I never thought the tugging and pulling would end. Finally, one of the doctors told us we were getting close to having a baby. At 2:21 p.m. (the exact same time I was born) you made your debut. The doctors handed you off to the nurses waiting nearby. Your daddy followed with you. I still hadn't heard you cry. I couldn't see you, people were standing in the way. After a minute or so, you started crying. One of the nurses working on you started calling you Pumpkin Head. They wrapped you up and you and your daddy came over to the table I was still laying on. I started crying and gave you a kiss on your head. Your daddy was teary-eyed too. It was the first time I ever met you.

I didn't see you again for about an hour.

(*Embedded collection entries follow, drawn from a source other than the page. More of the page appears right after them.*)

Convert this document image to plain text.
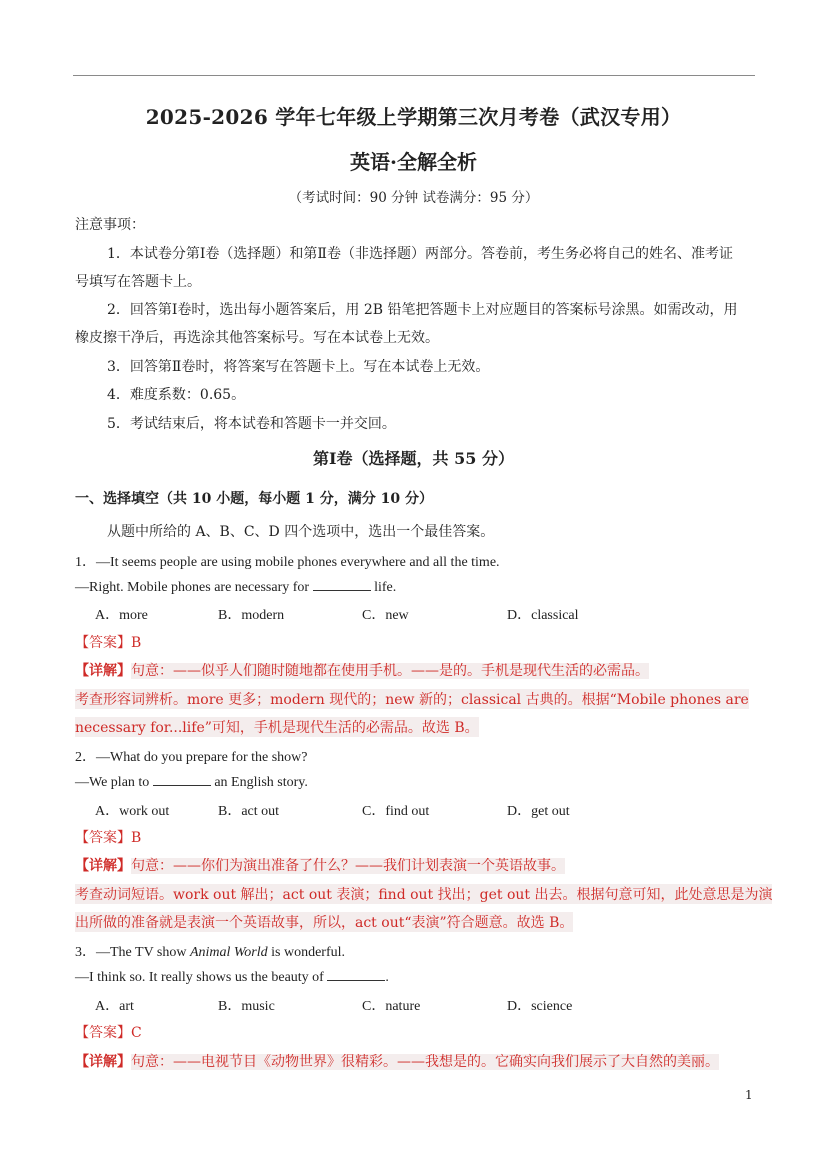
2025-2026 学年七年级上学期第三次月考卷（武汉专用）
英语·全解全析
（考试时间：90 分钟 试卷满分：95 分）
注意事项：
1．本试卷分第Ⅰ卷（选择题）和第Ⅱ卷（非选择题）两部分。答卷前，考生务必将自己的姓名、准考证
号填写在答题卡上。
2．回答第Ⅰ卷时，选出每小题答案后，用 2B 铅笔把答题卡上对应题目的答案标号涂黑。如需改动，用
橡皮擦干净后，再选涂其他答案标号。写在本试卷上无效。
3．回答第Ⅱ卷时，将答案写在答题卡上。写在本试卷上无效。
4．难度系数：0.65。
5．考试结束后，将本试卷和答题卡一并交回。
第Ⅰ卷（选择题，共 55 分）
一、选择填空（共 10 小题，每小题 1 分，满分 10 分）
从题中所给的 A、B、C、D 四个选项中，选出一个最佳答案。
1．—It seems people are using mobile phones everywhere and all the time.
—Right. Mobile phones are necessary for	life.
A．more	B．modern	C．new	D．classical
【答案】B
【详解】句意：——似乎人们随时随地都在使用手机。——是的。手机是现代生活的必需品。
考查形容词辨析。more 更多；modern 现代的；new 新的；classical 古典的。根据“Mobile phones are
necessary for...life”可知，手机是现代生活的必需品。故选 B。
2．—What do you prepare for the show?
—We plan to	an English story.
A．work out	B．act out	C．find out	D．get out
【答案】B
【详解】句意：——你们为演出准备了什么？——我们计划表演一个英语故事。
考查动词短语。work out 解出；act out 表演；find out 找出；get out 出去。根据句意可知，此处意思是为演
出所做的准备就是表演一个英语故事，所以，act out“表演”符合题意。故选 B。
3．—The TV show Animal World is wonderful.
—I think so. It really shows us the beauty of	.
A．art	B．music	C．nature	D．science
【答案】C
【详解】句意：——电视节目《动物世界》很精彩。——我想是的。它确实向我们展示了大自然的美丽。
1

The doctors had given me some sort of medicine, and I went to sleep for most of that hour. Your daddy stayed with you the whole time. He never left your side. When I was finally being moved, I was wheeled down a hallway and saw everyone who had come to meet you. The only person I remember seeing was Sara Boykin. I was very groggy. The nurses set me up in a room and I got to hold you for the first time. Remember that medicine I told you about a minute ago, well whatever that was sent me for a loop. I don't remember holding you that first time. The next thing I remember clearly was at about 7:00 that night. It makes me so sad to think I missed your first 5 hours on this planet.

Later, your daddy told me that when you first came out, you were having trouble breathing. The nurses started getting worried that you had too much fluid in your lungs. I guess God knew what he was doing by making sure I was knocked out. I would have been so upset. You finally came around and started breathing just fine.

You haven't slowed down since. I am so happy I was able to bring you into this world. I would not take those first few days in the hospital for anything in the world. I will always remember the day I met Riley Claire Smith.